Out of those 2000 buildings, only 110 houses still stand. Most of the old structures where built of wood and became victim to fires. Today, the Bodie State Historic Park is kept in a state of arrested decay which means that the buildings are preserved but not improved and it’s tried to keep them from deteriorating  further.

Those buildings that do still stand are stunning. My favourites are the church, the old school where you can still see the old desks inside and the fire station with the old fire brigade inside.

One of the very few stone buildings was the bank and you can still see its vault today. There are so many great photo opportunities in Bodie it’s impossible not to take a million pictures (you might notice that this post is quite picture heavy).

So how did Bodie become a ghost town you might ask? Well when all of the gold was found, there was not much else to do here. You might notice on the pictures that the landscape is quite barren, so when the mines shut and people lost their jobs, they took what they could carry and moved on to more prosperous areas.

Because of this, the interior of their homes was largely left behind which is what makes most of the ghost factor for me as it does look like people left without much preparation.

Where to Stay

The nearest town to Bodie is Bridgeport which does have a few motels if you want to stay close to Bodie. However, if you do want to continue on to Death Valley and leave Bodie in the afternoon like we did, I’d advise you to stay in Bishop as it’s a much bigger town that Bridgeport. It’s about 2 hours south of Bodie and halfway to Death Valley which is another 2 hours from Bishop.

It’s got a large supermarket where you can stock up for your day at Death Valley and refill your car with petrol.

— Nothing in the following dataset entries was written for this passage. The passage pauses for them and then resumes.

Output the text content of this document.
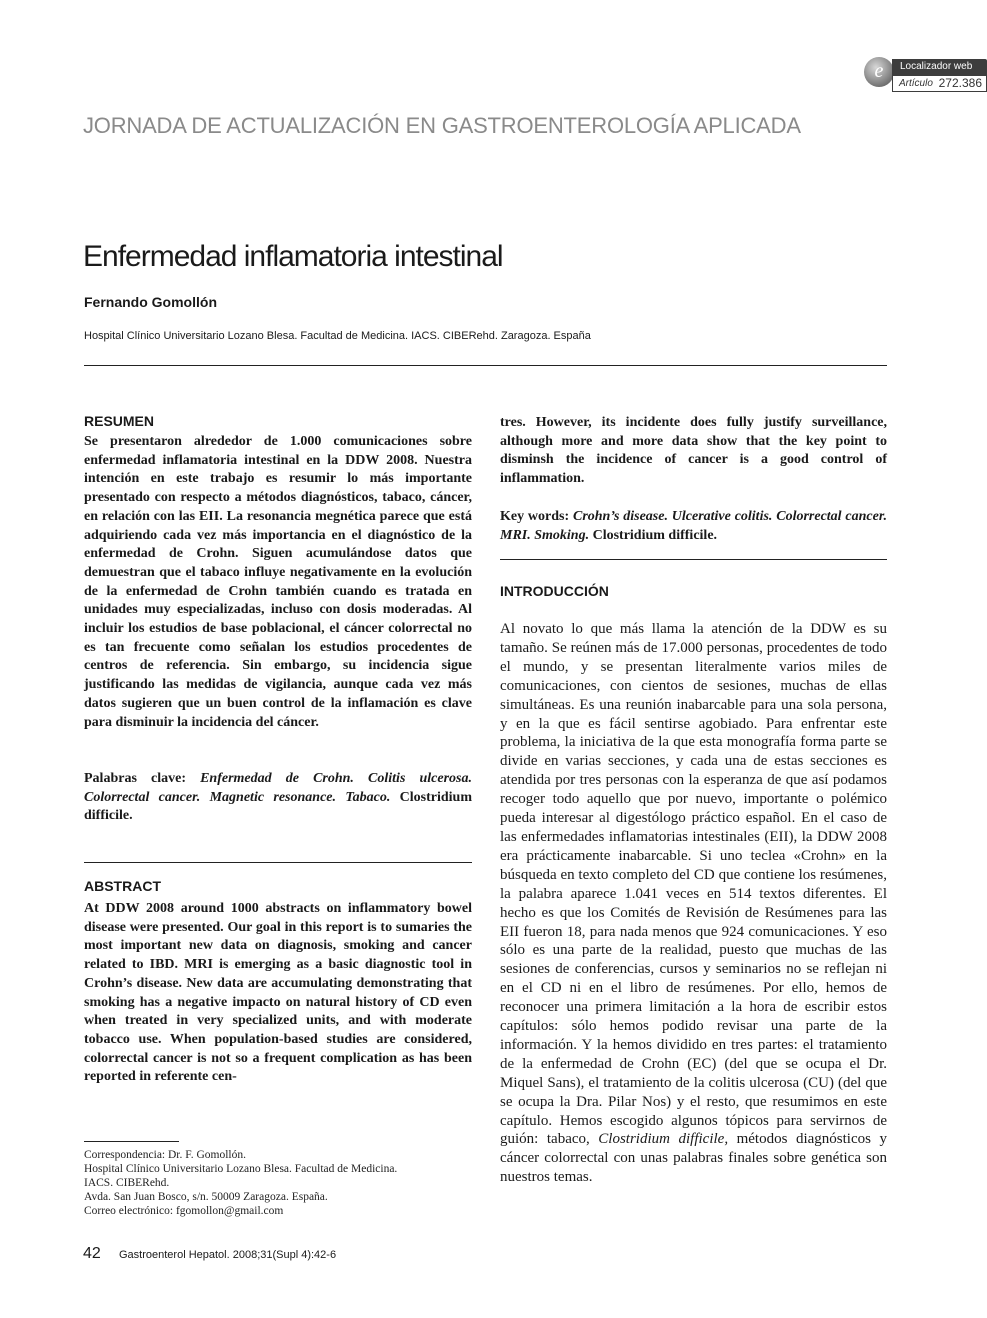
e	Localizador web
Artículo 272.386
JORNADA DE ACTUALIZACIÓN EN GASTROENTEROLOGÍA APLICADA
Enfermedad inflamatoria intestinal
Fernando Gomollón
Hospital Clínico Universitario Lozano Blesa. Facultad de Medicina. IACS. CIBERehd. Zaragoza. España
RESUMEN
Se presentaron alrededor de 1.000 comunicaciones sobre enfermedad inflamatoria intestinal en la DDW 2008. Nuestra intención en este trabajo es resumir lo más importante presentado con respecto a métodos diagnósticos, tabaco, cáncer, en relación con las EII. La resonancia megnética parece que está adquiriendo cada vez más importancia en el diagnóstico de la enfermedad de Crohn. Siguen acumulándose datos que demuestran que el tabaco influye negativamente en la evolución de la enfermedad de Crohn también cuando es tratada en unidades muy especializadas, incluso con dosis moderadas. Al incluir los estudios de base poblacional, el cáncer colorrectal no es tan frecuente como señalan los estudios procedentes de centros de referencia. Sin embargo, su incidencia sigue justificando las medidas de vigilancia, aunque cada vez más datos sugieren que un buen control de la inflamación es clave para disminuir la incidencia del cáncer.
Palabras clave: Enfermedad de Crohn. Colitis ulcerosa. Colorrectal cancer. Magnetic resonance. Tabaco. Clostridium difficile.
ABSTRACT
At DDW 2008 around 1000 abstracts on inflammatory bowel disease were presented. Our goal in this report is to sumaries the most important new data on diagnosis, smoking and cancer related to IBD. MRI is emerging as a basic diagnostic tool in Crohn’s disease. New data are accumulating demonstrating that smoking has a negative impacto on natural history of CD even when treated in very specialized units, and with moderate tobacco use. When population-based studies are considered, colorrectal cancer is not so a frequent complication as has been reported in referente cen-
Correspondencia: Dr. F. Gomollón.
Hospital Clínico Universitario Lozano Blesa. Facultad de Medicina.
IACS. CIBERehd.
Avda. San Juan Bosco, s/n. 50009 Zaragoza. España.
Correo electrónico: fgomollon@gmail.com
tres. However, its incidente does fully justify surveillance, although more and more data show that the key point to disminsh the incidence of cancer is a good control of inflammation.
Key words: Crohn’s disease. Ulcerative colitis. Colorrectal cancer. MRI. Smoking. Clostridium difficile.
INTRODUCCIÓN
Al novato lo que más llama la atención de la DDW es su tamaño. Se reúnen más de 17.000 personas, procedentes de todo el mundo, y se presentan literalmente varios miles de comunicaciones, con cientos de sesiones, muchas de ellas simultáneas. Es una reunión inabarcable para una sola persona, y en la que es fácil sentirse agobiado. Para enfrentar este problema, la iniciativa de la que esta monografía forma parte se divide en varias secciones, y cada una de estas secciones es atendida por tres personas con la esperanza de que así podamos recoger todo aquello que por nuevo, importante o polémico pueda interesar al digestólogo práctico español. En el caso de las enfermedades inflamatorias intestinales (EII), la DDW 2008 era prácticamente inabarcable. Si uno teclea «Crohn» en la búsqueda en texto completo del CD que contiene los resúmenes, la palabra aparece 1.041 veces en 514 textos diferentes. El hecho es que los Comités de Revisión de Resúmenes para las EII fueron 18, para nada menos que 924 comunicaciones. Y eso sólo es una parte de la realidad, puesto que muchas de las sesiones de conferencias, cursos y seminarios no se reflejan ni en el CD ni en el libro de resúmenes. Por ello, hemos de reconocer una primera limitación a la hora de escribir estos capítulos: sólo hemos podido revisar una parte de la información. Y la hemos dividido en tres partes: el tratamiento de la enfermedad de Crohn (EC) (del que se ocupa el Dr. Miquel Sans), el tratamiento de la colitis ulcerosa (CU) (del que se ocupa la Dra. Pilar Nos) y el resto, que resumimos en este capítulo. Hemos escogido algunos tópicos para servirnos de guión: tabaco, Clostridium difficile, métodos diagnósticos y cáncer colorrectal con unas palabras finales sobre genética son nuestros temas.
42 Gastroenterol Hepatol. 2008;31(Supl 4):42-6
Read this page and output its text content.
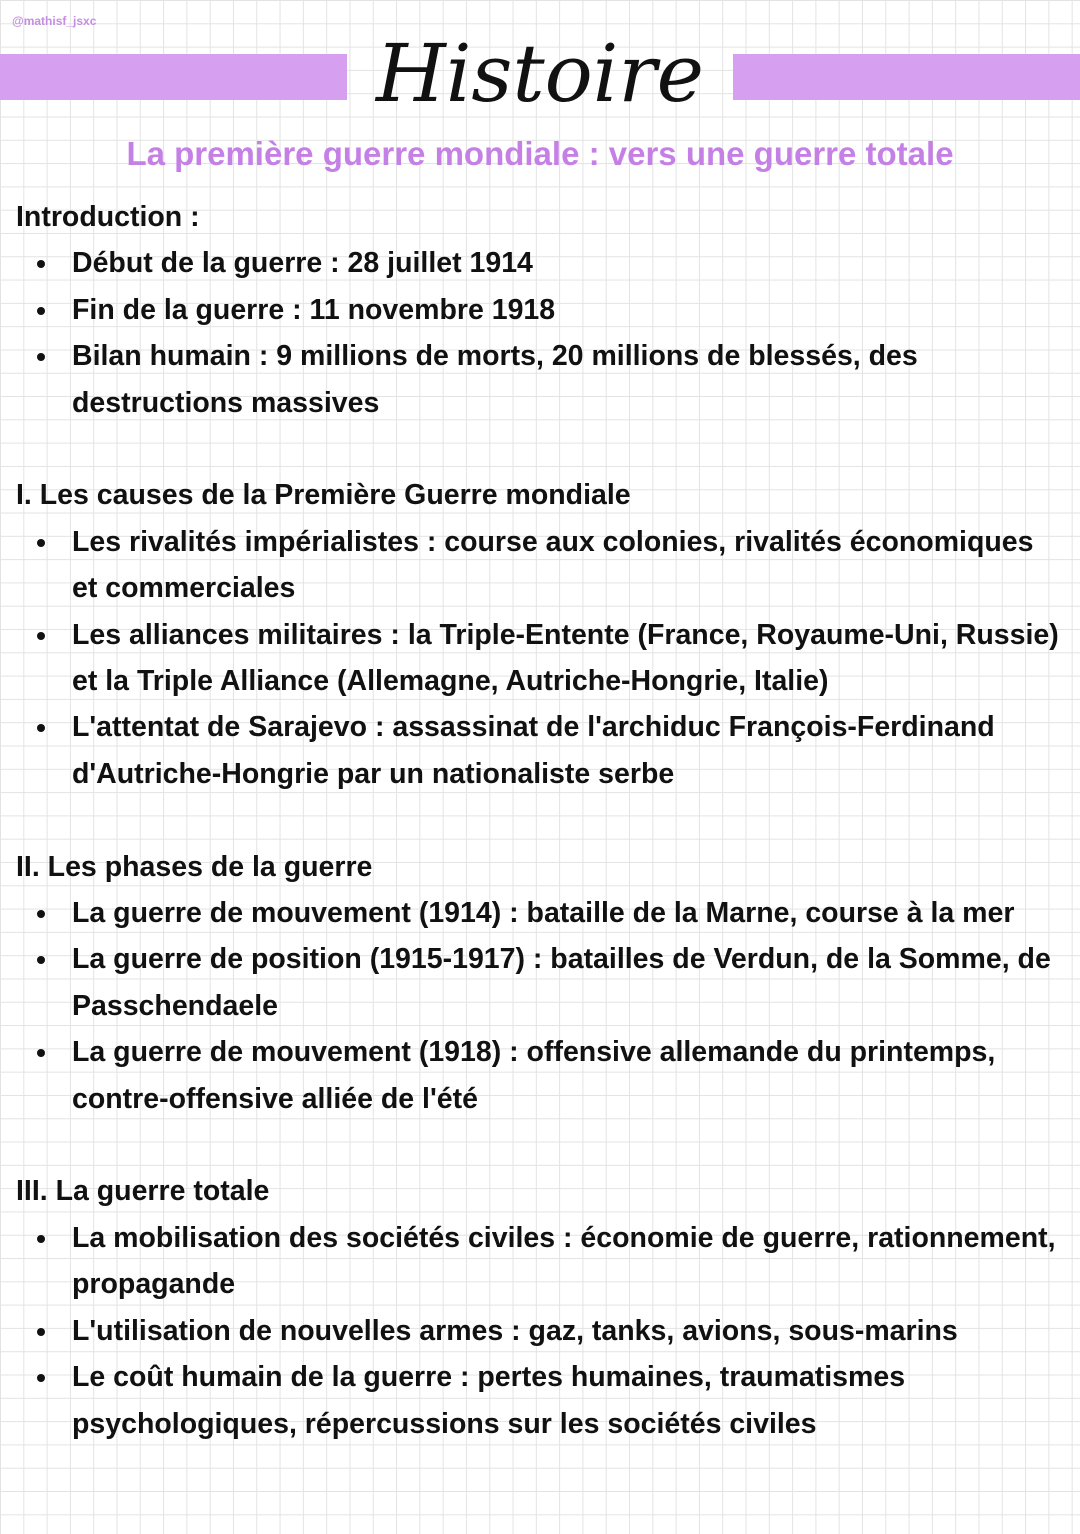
@mathisf_jsxc
Histoire
La première guerre mondiale : vers une guerre totale
Introduction :
Début de la guerre : 28 juillet 1914
Fin de la guerre : 11 novembre 1918
Bilan humain : 9 millions de morts, 20 millions de blessés, des destructions massives
I. Les causes de la Première Guerre mondiale
Les rivalités impérialistes : course aux colonies, rivalités économiques et commerciales
Les alliances militaires : la Triple-Entente (France, Royaume-Uni, Russie) et la Triple Alliance (Allemagne, Autriche-Hongrie, Italie)
L'attentat de Sarajevo : assassinat de l'archiduc François-Ferdinand d'Autriche-Hongrie par un nationaliste serbe
II. Les phases de la guerre
La guerre de mouvement (1914) : bataille de la Marne, course à la mer
La guerre de position (1915-1917) : batailles de Verdun, de la Somme, de Passchendaele
La guerre de mouvement (1918) : offensive allemande du printemps, contre-offensive alliée de l'été
III. La guerre totale
La mobilisation des sociétés civiles : économie de guerre, rationnement, propagande
L'utilisation de nouvelles armes : gaz, tanks, avions, sous-marins
Le coût humain de la guerre : pertes humaines, traumatismes psychologiques, répercussions sur les sociétés civiles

Rule number 1 for Death Valley: fuel that car up and stock up on snacks as both are rare and expensive once in Death Valley!

Death Valley

After a night in Bodie, we continued to Death Valley in the morning and had our first stop at the Father Crowley Vista Point which is also know as the Star Wars Canyon since it featured in the movies.

We then continued deeper into the Valley. I hope you don’t get carsick easily since there’s quite a few serpentines that lead inside. My favourite part where the super bumpy roads where if you’d go a bit fast, your car would lift off a bit :D

I’m sure you’ve all seen roadrunner as a kid, right? Well I surely did so when we saw our first coyote I could not believe how small it was. Funnily enough it stopped right by the street and looked at us so we slowed down and I got this beautiful picure of it right out of the car window!

After a few hours we reached the most famous sight in Death Valley, the Badwater Basin which is the lowest point in the US at 855 meters below sea level.

On our way back to the main road from Badwater Basin, we took a detour through the Artist Drive where you’ll come across beautiful, natural coloured hills.

After driving through Death Valley all day, we continued to Las Vegas where we spend a few days lounging by the pool, but more about this in the next blog post!

Have you been to Bodie and the Death Valley? What were your highlights?